そういえば、この2カ月、本物の原稿を見ていたけど、それが載ってるのを見たことがなかった。
どんなふうに映るんだろう……。


今頃湧きあがる好奇心に、わくわくとしながら本を手に取り表紙を捲った。

一番大きく名前が書かれていただけあって、一番初めに載っていた雪生の漫画。それは単行本で、途中まで読んだことのあるものだから、入り込みやすかった。

普段、雪生の家で見ているものは、一ページずつ。それも、順不同でセリフは空白。
だから、見たことのあるシーンでも、改めて本にされているのを見てみると、全く違うように感じてしまう。

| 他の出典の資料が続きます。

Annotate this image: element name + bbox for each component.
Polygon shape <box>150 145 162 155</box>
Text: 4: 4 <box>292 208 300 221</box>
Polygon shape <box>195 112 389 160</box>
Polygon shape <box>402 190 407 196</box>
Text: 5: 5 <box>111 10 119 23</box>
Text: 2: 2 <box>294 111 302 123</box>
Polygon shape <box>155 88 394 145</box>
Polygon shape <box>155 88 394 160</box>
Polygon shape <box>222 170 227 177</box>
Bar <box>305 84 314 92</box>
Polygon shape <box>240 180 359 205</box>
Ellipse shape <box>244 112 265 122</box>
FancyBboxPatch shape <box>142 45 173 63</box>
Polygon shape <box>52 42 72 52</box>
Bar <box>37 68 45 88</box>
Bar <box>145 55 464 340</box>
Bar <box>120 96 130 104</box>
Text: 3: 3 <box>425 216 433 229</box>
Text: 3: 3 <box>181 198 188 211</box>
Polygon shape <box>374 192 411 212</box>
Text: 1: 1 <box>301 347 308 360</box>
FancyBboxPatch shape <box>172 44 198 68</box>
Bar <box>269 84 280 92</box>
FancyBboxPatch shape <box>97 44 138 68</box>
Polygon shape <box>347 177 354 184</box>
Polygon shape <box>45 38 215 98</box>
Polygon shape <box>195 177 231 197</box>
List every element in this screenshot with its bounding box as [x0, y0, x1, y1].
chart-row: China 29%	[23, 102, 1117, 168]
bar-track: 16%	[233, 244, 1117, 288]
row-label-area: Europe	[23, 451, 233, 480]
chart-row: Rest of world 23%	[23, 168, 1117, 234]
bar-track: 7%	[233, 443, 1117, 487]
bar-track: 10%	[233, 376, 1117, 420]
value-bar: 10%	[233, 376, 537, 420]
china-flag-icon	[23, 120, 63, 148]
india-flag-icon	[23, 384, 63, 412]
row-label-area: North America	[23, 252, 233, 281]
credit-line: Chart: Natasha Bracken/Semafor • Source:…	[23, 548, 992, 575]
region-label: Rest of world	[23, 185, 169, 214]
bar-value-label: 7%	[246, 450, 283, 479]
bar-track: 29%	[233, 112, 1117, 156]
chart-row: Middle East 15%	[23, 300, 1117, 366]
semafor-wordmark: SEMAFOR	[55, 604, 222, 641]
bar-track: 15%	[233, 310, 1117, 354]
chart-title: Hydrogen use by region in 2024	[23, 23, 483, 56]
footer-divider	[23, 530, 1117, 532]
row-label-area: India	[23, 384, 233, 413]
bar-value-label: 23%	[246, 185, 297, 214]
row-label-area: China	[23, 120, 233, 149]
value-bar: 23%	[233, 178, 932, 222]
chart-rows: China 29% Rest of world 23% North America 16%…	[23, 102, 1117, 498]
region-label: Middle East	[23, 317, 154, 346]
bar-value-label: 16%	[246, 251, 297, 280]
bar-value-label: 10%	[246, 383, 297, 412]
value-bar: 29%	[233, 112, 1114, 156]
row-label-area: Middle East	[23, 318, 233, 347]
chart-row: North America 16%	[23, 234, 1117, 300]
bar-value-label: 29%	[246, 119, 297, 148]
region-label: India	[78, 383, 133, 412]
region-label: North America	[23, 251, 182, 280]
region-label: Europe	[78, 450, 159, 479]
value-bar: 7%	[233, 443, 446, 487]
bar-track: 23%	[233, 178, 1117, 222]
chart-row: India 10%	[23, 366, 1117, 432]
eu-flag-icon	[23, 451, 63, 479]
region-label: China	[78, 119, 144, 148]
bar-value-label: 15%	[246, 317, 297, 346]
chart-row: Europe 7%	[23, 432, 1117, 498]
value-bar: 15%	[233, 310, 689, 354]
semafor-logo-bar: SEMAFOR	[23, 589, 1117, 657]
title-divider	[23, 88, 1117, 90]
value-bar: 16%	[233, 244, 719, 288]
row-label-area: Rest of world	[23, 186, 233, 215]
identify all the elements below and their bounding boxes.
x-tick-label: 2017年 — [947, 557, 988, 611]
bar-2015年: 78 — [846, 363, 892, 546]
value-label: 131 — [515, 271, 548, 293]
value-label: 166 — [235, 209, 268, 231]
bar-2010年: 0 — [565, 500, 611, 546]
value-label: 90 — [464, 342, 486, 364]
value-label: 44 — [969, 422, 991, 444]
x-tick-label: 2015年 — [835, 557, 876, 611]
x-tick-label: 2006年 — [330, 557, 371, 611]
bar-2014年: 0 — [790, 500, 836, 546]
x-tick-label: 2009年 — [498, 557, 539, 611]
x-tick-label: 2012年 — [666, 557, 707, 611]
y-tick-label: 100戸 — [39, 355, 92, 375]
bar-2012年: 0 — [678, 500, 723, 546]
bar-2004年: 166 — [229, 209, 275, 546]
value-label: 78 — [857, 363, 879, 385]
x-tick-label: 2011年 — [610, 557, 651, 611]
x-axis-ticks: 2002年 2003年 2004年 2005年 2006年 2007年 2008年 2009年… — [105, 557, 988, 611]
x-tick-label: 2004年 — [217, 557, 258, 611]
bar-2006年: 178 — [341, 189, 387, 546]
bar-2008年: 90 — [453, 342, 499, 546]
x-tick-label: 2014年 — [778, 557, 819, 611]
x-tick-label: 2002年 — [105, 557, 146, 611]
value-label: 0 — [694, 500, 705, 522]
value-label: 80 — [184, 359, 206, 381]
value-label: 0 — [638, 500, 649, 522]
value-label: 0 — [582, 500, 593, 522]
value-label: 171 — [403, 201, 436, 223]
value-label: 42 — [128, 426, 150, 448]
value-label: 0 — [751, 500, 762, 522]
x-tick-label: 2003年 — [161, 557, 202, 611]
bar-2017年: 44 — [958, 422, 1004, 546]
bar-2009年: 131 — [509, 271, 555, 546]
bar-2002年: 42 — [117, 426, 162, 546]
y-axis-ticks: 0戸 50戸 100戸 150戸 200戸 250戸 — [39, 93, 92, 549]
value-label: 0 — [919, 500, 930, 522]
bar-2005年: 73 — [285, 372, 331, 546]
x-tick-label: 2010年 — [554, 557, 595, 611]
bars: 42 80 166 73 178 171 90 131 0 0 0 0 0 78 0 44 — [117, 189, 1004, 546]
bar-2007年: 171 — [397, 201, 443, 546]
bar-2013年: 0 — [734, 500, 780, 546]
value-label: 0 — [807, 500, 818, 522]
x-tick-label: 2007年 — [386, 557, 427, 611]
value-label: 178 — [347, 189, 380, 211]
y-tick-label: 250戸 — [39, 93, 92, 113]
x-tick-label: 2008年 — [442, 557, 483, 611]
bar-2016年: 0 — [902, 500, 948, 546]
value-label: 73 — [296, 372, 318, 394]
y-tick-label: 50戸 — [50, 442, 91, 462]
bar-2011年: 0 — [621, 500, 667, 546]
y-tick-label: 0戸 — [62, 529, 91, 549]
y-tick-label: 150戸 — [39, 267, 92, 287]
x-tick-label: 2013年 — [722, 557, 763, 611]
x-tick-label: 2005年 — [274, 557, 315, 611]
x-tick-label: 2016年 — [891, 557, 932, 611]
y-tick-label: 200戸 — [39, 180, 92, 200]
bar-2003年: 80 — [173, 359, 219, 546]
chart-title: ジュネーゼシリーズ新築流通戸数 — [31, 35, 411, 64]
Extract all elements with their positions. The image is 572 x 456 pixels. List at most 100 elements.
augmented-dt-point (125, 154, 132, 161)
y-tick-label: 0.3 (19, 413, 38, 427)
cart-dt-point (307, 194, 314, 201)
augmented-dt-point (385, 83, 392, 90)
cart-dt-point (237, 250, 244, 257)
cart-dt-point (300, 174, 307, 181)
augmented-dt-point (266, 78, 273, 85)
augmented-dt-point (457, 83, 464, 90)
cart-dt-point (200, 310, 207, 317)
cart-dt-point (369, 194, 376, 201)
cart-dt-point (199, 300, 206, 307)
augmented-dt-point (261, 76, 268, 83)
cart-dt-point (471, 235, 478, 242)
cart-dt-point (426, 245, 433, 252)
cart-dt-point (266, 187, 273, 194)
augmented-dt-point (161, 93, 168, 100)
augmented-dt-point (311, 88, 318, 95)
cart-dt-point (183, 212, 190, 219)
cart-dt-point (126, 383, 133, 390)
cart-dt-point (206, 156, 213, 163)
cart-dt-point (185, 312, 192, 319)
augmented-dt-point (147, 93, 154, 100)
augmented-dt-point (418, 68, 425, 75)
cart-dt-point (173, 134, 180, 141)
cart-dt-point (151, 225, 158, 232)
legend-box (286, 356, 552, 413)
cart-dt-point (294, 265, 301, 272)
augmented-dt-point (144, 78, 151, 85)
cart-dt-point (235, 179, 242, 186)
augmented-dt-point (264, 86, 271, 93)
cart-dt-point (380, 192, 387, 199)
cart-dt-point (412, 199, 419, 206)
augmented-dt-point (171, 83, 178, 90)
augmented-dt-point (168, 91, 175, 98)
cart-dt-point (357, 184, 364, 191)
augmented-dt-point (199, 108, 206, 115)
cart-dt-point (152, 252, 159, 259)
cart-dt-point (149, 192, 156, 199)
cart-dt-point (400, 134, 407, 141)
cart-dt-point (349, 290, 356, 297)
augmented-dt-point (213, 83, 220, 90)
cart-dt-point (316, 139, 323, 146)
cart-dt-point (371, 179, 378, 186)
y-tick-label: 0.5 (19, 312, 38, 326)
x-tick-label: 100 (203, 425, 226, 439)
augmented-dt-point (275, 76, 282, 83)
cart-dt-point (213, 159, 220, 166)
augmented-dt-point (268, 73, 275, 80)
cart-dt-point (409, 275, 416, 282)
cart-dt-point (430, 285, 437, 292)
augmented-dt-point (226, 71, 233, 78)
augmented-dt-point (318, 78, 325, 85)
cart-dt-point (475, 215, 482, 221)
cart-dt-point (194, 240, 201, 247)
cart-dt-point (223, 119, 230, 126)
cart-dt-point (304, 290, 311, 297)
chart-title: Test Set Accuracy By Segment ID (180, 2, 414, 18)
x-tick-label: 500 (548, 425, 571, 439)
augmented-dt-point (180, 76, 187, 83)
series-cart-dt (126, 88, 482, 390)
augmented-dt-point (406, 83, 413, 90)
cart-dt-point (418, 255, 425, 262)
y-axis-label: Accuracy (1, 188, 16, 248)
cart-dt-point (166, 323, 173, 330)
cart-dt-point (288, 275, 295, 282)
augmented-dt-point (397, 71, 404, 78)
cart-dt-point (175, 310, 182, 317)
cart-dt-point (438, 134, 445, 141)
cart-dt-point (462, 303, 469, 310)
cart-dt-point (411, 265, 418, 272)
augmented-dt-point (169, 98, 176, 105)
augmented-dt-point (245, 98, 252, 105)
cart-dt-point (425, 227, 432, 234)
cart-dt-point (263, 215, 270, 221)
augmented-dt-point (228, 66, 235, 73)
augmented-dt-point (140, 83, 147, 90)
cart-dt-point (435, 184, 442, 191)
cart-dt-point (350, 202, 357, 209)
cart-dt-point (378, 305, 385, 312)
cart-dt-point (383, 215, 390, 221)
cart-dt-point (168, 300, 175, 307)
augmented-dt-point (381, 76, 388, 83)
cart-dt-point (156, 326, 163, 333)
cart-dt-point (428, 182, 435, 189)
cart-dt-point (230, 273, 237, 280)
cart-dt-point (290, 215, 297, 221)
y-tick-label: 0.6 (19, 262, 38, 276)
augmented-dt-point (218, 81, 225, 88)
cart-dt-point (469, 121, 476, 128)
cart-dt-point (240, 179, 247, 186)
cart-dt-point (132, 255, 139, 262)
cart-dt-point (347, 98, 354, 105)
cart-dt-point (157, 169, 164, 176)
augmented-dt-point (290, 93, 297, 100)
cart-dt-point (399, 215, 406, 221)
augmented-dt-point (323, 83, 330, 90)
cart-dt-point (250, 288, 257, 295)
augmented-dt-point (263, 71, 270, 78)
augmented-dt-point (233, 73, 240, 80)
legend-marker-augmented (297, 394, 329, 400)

印象的な絵柄では、『こんなセリフだったんだ』とか、厚みのない白い画面だったのが、『こんなに色付けしたんだ』とか。
素人ながらにそんな感想を抱きながら、隅々と見落としのないように眺めていった。


――あ。“あゆみちゃん”。久しぶり。


勝手に親近感を覚えたその脇役のキャラに、顔が綻んでしまう。二人目のマネージャーの彼女には、心から頼れると思える相手や、自分の居場所が分からなくて不安定で。

もちろん、彼女中心のストーリーではないんだけど。


「…………あ、れ?」


すると、その“あゆみちゃん”の何気ないシーンに目を奪われる。
彼女が片想いしているバスケ部員が、彼女に言ったそのセリフ――――。


【マネージャーの手でテーピングされると、すごいしっくりくるっていうか……オレと同じ手のはずなのに不思議】


そのセリフには、記憶に残っているものがあって。

『同じ人間の手なのに不思議』。

料理を出したわたしの手をまじまじと見つめながら、雪生が言った言葉だ。
目を大きくして、何度も何度もそのふきだしの文字を追った。

これは、偶然? それとも……。